We numerically investigate the flow around three-dimensional permeable disks at Reynolds numbers (Re) ranging from 30 to 500, and Darcy numbers (Da) ranging from 10^-9 to 10^-2. Numerical simulations are performed to examine the effects of permeability on the wake stability of permeable disks with the open-source CFD package OpenFOAM. The continuity and the Darcy-Brinkman equations are solved for the incompressible flow within the computational domain using a customised porousPimpleFoam solver. First, the boundary for the steady-to-unsteady transition is determined using the Stuart-Landau model. When Da < 10^-6, the critical Re for transition remains identical to that of an impervious disk. However, as Da approaches 10^-4, increasing permeability enhances wake stability and delays the onset of unsteadiness, and no unsteady wake is observed for Da ≥ 2×10^-4, indicating a strong stabilising effect of permeability. The dynamical transition route from steady to periodic to chaotic flow is further characterised for permeable disks. Wake patterns are classified into five regimes: steady symmetric, steady asymmetric, periodic, quasi-periodic, and chaotic states. For Da < 10^-4, all flow regimes persist. The dynamical transition route is the same as that of the impervious disk, with the Re boundaries for bifurcations shifting to higher values as Da increases.

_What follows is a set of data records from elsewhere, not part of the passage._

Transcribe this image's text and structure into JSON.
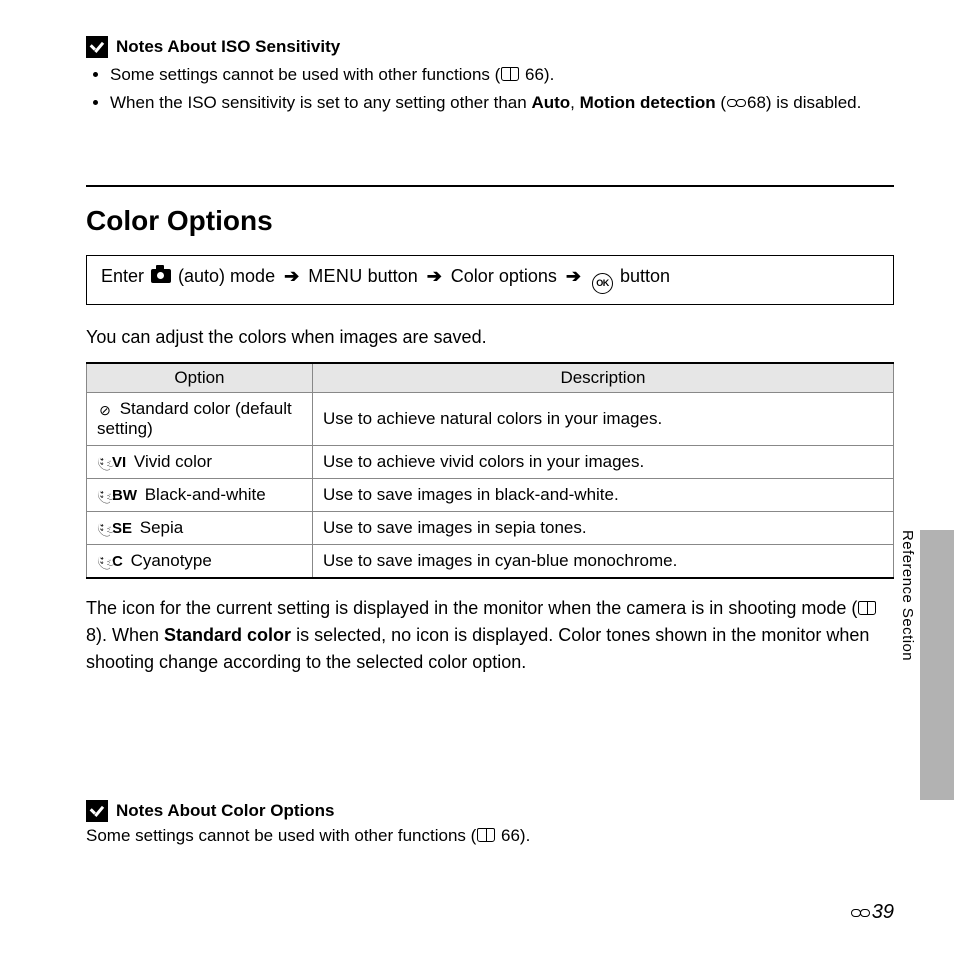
{
  "sideLabel": "Reference Section",
  "notesIso": {
    "title": "Notes About ISO Sensitivity",
    "bullet1a": "Some settings cannot be used with other functions (",
    "bullet1b": " 66).",
    "bullet2a": "When the ISO sensitivity is set to any setting other than ",
    "bullet2auto": "Auto",
    "bullet2b": ", ",
    "bullet2md": "Motion detection",
    "bullet2c": " (",
    "bullet2d": "68) is disabled."
  },
  "sectionTitle": "Color Options",
  "nav": {
    "a": "Enter ",
    "b": " (auto) mode ",
    "menu": "MENU",
    "c": " button ",
    "d": " Color options ",
    "ok": "OK",
    "e": " button"
  },
  "intro": "You can adjust the colors when images are saved.",
  "table": {
    "hOption": "Option",
    "hDesc": "Description",
    "rows": [
      {
        "sub": "",
        "icon": "◎",
        "name": "Standard color (default setting)",
        "desc": "Use to achieve natural colors in your images."
      },
      {
        "sub": "VI",
        "icon": "palette",
        "name": "Vivid color",
        "desc": "Use to achieve vivid colors in your images."
      },
      {
        "sub": "BW",
        "icon": "palette",
        "name": "Black-and-white",
        "desc": "Use to save images in black-and-white."
      },
      {
        "sub": "SE",
        "icon": "palette",
        "name": "Sepia",
        "desc": "Use to save images in sepia tones."
      },
      {
        "sub": "C",
        "icon": "palette",
        "name": "Cyanotype",
        "desc": "Use to save images in cyan-blue monochrome."
      }
    ]
  },
  "afterTable": {
    "a": "The icon for the current setting is displayed in the monitor when the camera is in shooting mode (",
    "b": " 8). When ",
    "sc": "Standard color",
    "c": " is selected, no icon is displayed. Color tones shown in the monitor when shooting change according to the selected color option."
  },
  "notesColor": {
    "title": "Notes About Color Options",
    "a": "Some settings cannot be used with other functions (",
    "b": " 66)."
  },
  "pageNum": "39"
}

At Da = 2×10^-4, all unsteady transitions are suppressed, the flow transitions only from a steady symmetric to a steady asymmetric state and then returns to a symmetric state as Re increases. As Da increases further, even the steady bifurcation behaviour observed at the steady state is no longer present for sufficiently high permeabilities (Da ≥ 2.5×10^-4), and the flow remains in a steady symmetric state across the entire Re range considered. These findings highlight the potential for controlling the wake stability of stationary and free-falling disks by exploitingthrough permeability.